Re: COPY FROM performance improvements

From: "Luke Lonergan" <llonergan(at)greenplum(dot)com>
To: "Alvaro Herrera" <alvherre(at)alvh(dot)no-ip(dot)org>
Cc: "Tom Lane" <tgl(at)sss(dot)pgh(dot)pa(dot)us>, "Simon Riggs" <simon(at)2ndquadrant(dot)com>, "Alon Goldshuv" <agoldshuv(at)greenplum(dot)com>, pgsql-patches(at)postgresql(dot)org
Subject: Re: COPY FROM performance improvements
Date: 2005-08-10 17:05:18
Message-ID: BF1F81DE.C26A%llonergan@greenplum.com
Views: Raw Message | Whole Thread | Download mbox | Resend email
Thread:
Lists: pgsql-patches

Alvaro,

On 8/10/05 9:46 AM, "Alvaro Herrera" <alvherre(at)alvh(dot)no-ip(dot)org> wrote:

> AFAIR he never claimed otherwise ... his point was that to gain that
> additional speedup, the code has to be made considerable "worse" (in
> maintenability terms.) Have you (or Alon) tried to port the rest of the
> speed improvement to the new code? Maybe it's possible to have at least
> some of it without worsening the maintenability too badly.

As I suggested previously, there is another, more maintainable way to get
more performance from the parsing logic.

It involves replacing something like this:

============================
char c = input_routine()
if (c == '\n') {
else if (
.
.
.
}
============================

With something like this:

============================
char [32] carr;

nread = Input_routine_new(carr,32)

for (i=0; i<nread; i++) {
if (carr[I] == '\n') {
.
.
.
}
============================

And this section would run much faster (3x?).

This is what I think could make the overall patch 50% faster than it is now
(on the parsing part).

The issue that I expect we'll hear about is that since the parsing is
already 500% faster, it has vanished in the profile. That's why Tom's
testing is not showing much difference between his and Alon's code, we
actually drop the other sections to bring it forward where we see the bigger
difference.

However, what I'm arguing here and elsewhere is that there's still a lot
more of this kind of optimization to be done. 12 MB/s COPY speed is not
enough. There's 40% of the time in processing left to smack down.

> Another question that comes to mind is: have you tried another compiler?
> I see you are all using GCC at most 3.4; maybe the new optimizing
> infrastructure in GCC 4.1 means you can have most of the speedup without
> uglifying the code. What about Intel's compiler?

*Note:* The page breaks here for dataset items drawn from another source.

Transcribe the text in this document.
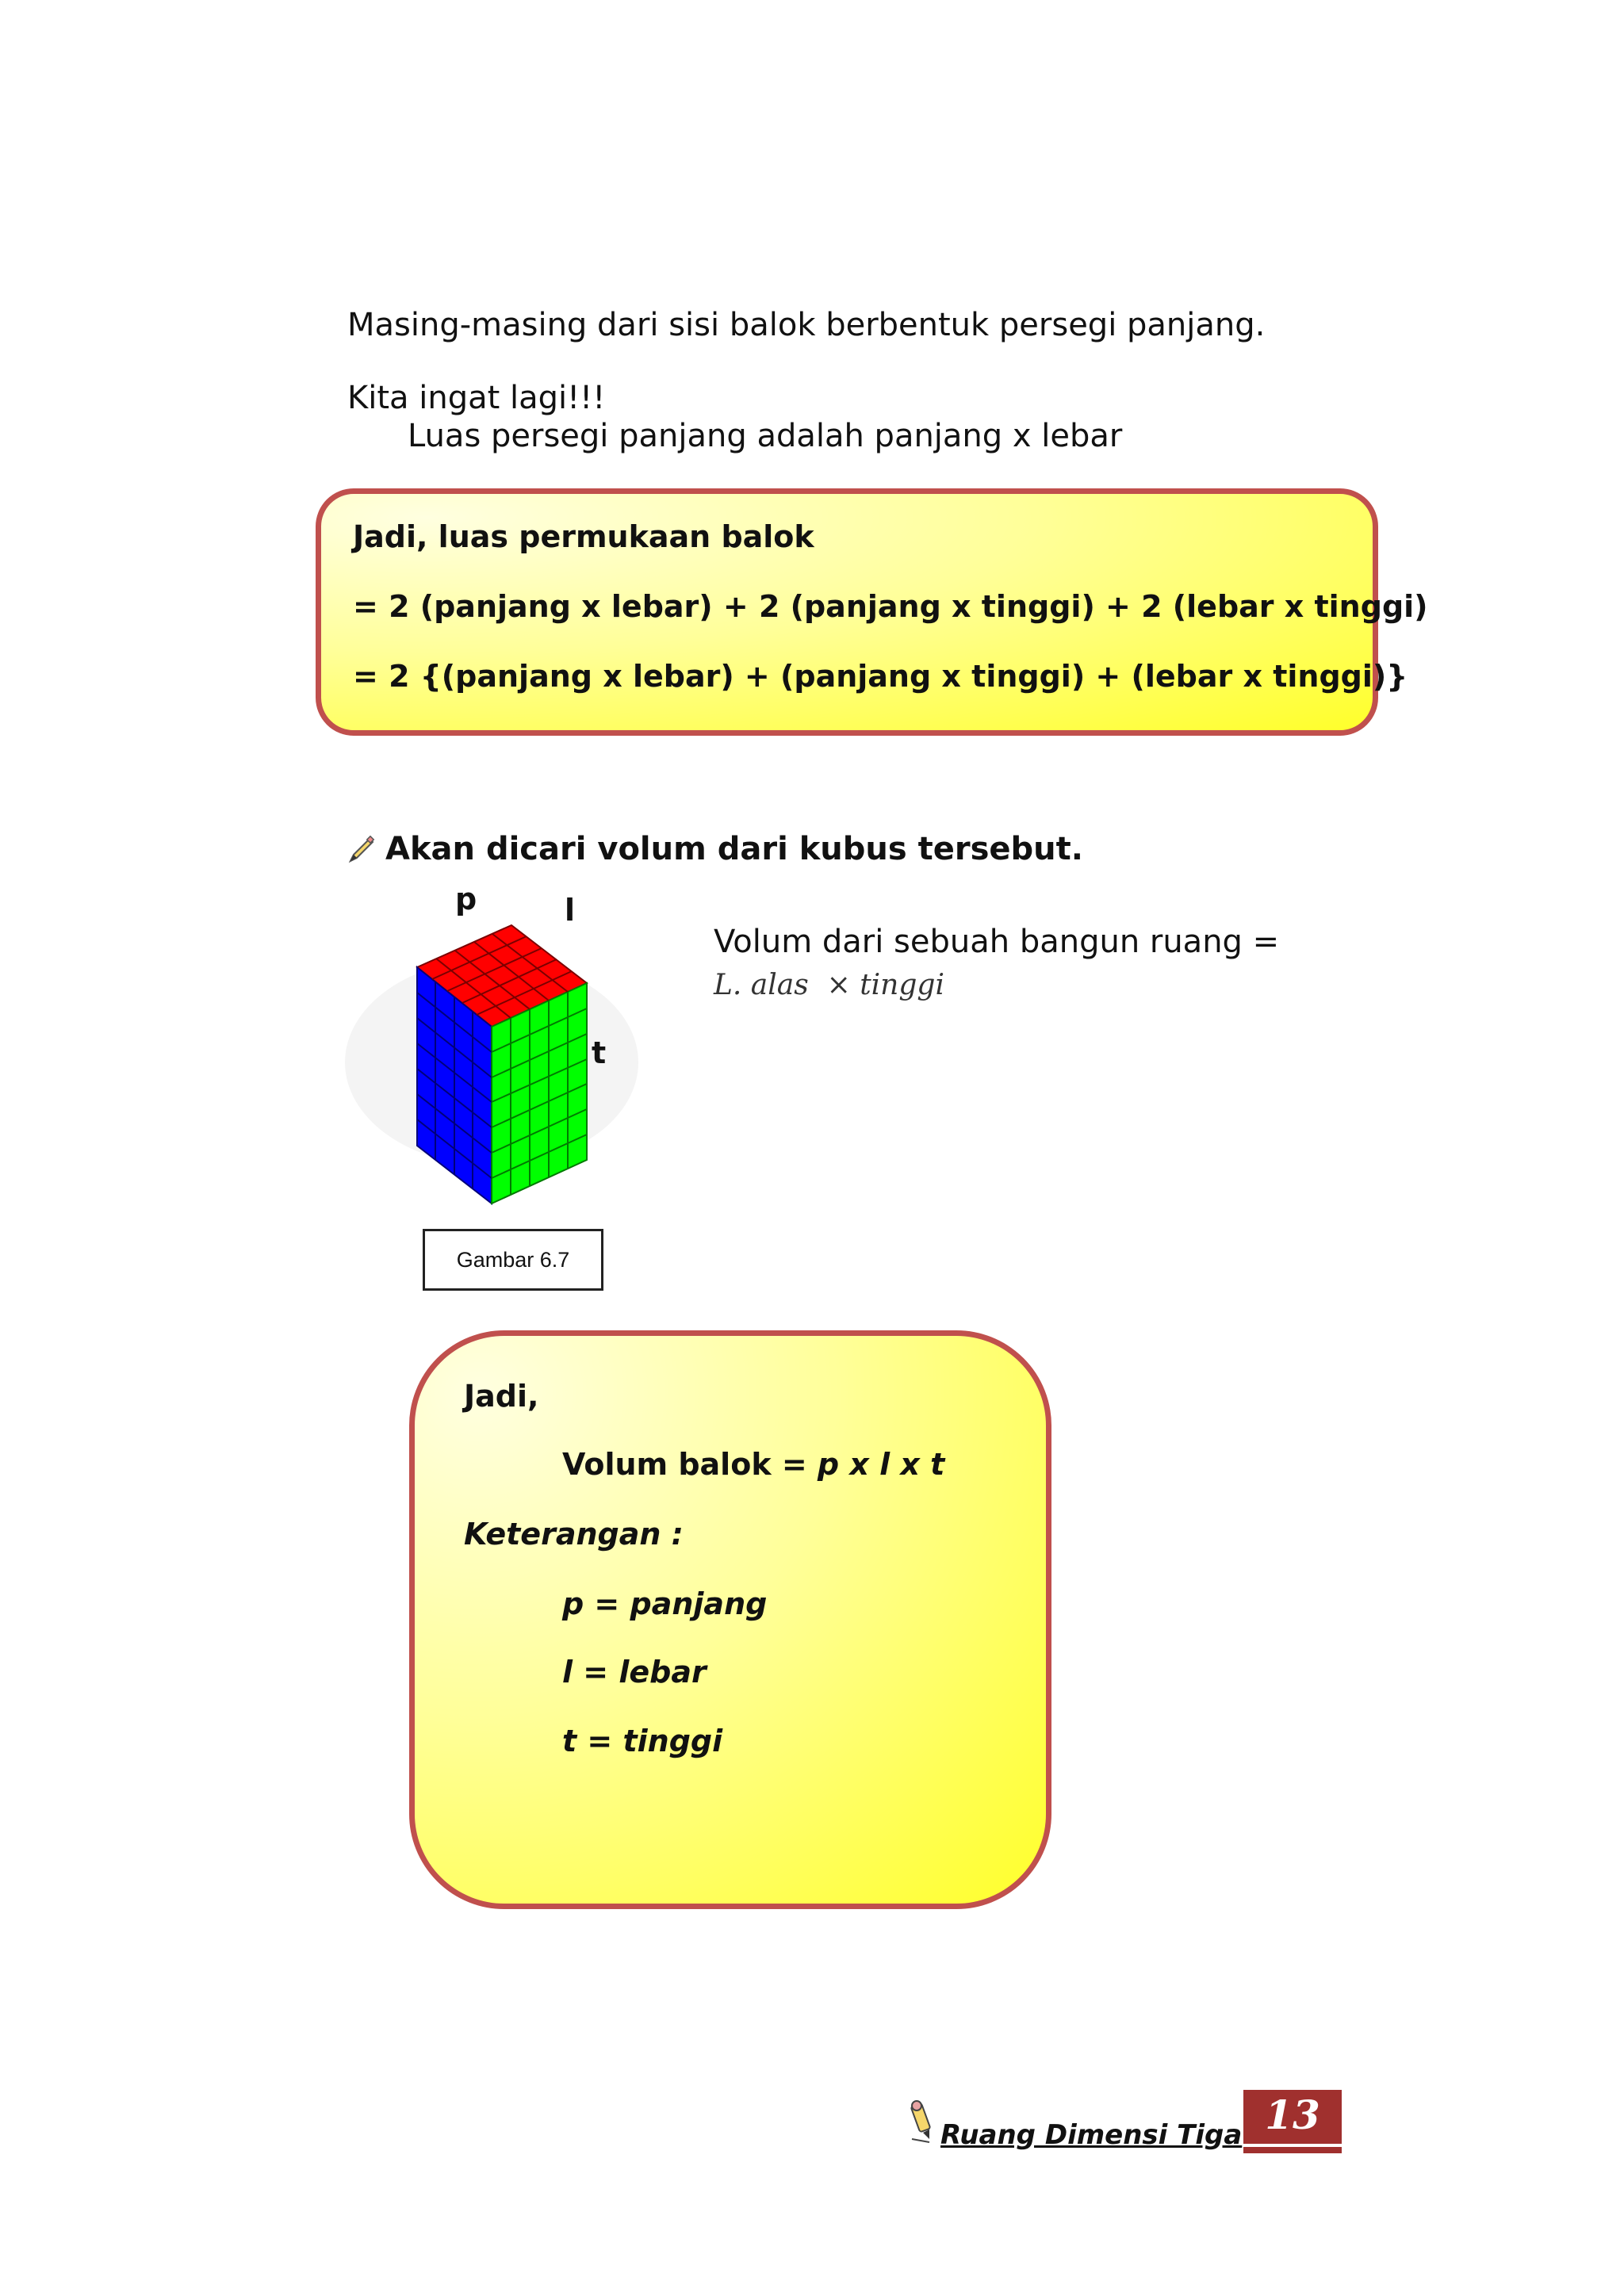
Masing-masing dari sisi balok berbentuk persegi panjang.
Kita ingat lagi!!!
Luas persegi panjang adalah panjang x lebar
Jadi, luas permukaan balok
= 2 (panjang x lebar) + 2 (panjang x tinggi) + 2 (lebar x tinggi)
= 2 {(panjang x lebar) + (panjang x tinggi) + (lebar x tinggi)}
Akan dicari volum dari kubus tersebut.
p	l
t
Gambar 6.7
Volum dari sebuah bangun ruang =
L. alas  × tinggi
Jadi,
Volum balok = p x l x t
Keterangan :
p = panjang
l = lebar
t = tinggi
Ruang Dimensi Tiga 13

We have routinely distributed PostgreSQL with the Intel compiler, up until
recently. Interestingly, GCC now beats it handily in our tests on Opteron
and matches it on Xeon, which is too bad - it's my fav compiler.

The problem with this code is that it doesn't have enough micro-parallelism
without loops on the character parsing core. The compiler can only do
register optimizations and branch prediction (poorly) unless it is given
more to work with.

>> PostgreSQL needs major improvement to compete with Oracle and even MySQL on
>> speed. No whacking on the head is going to change that.
>
> Certainly. I think the point is what cost do we want to pay for the
> speedup. I think we all agree that even if we gain a 200% speedup by
> rewriting COPY in assembly, it's simply not acceptable.

Understood, and I totally agree.

> Another point may be that Bizgres can have a custom patch for the extra
> speedup, without inflicting the maintenance cost on the community.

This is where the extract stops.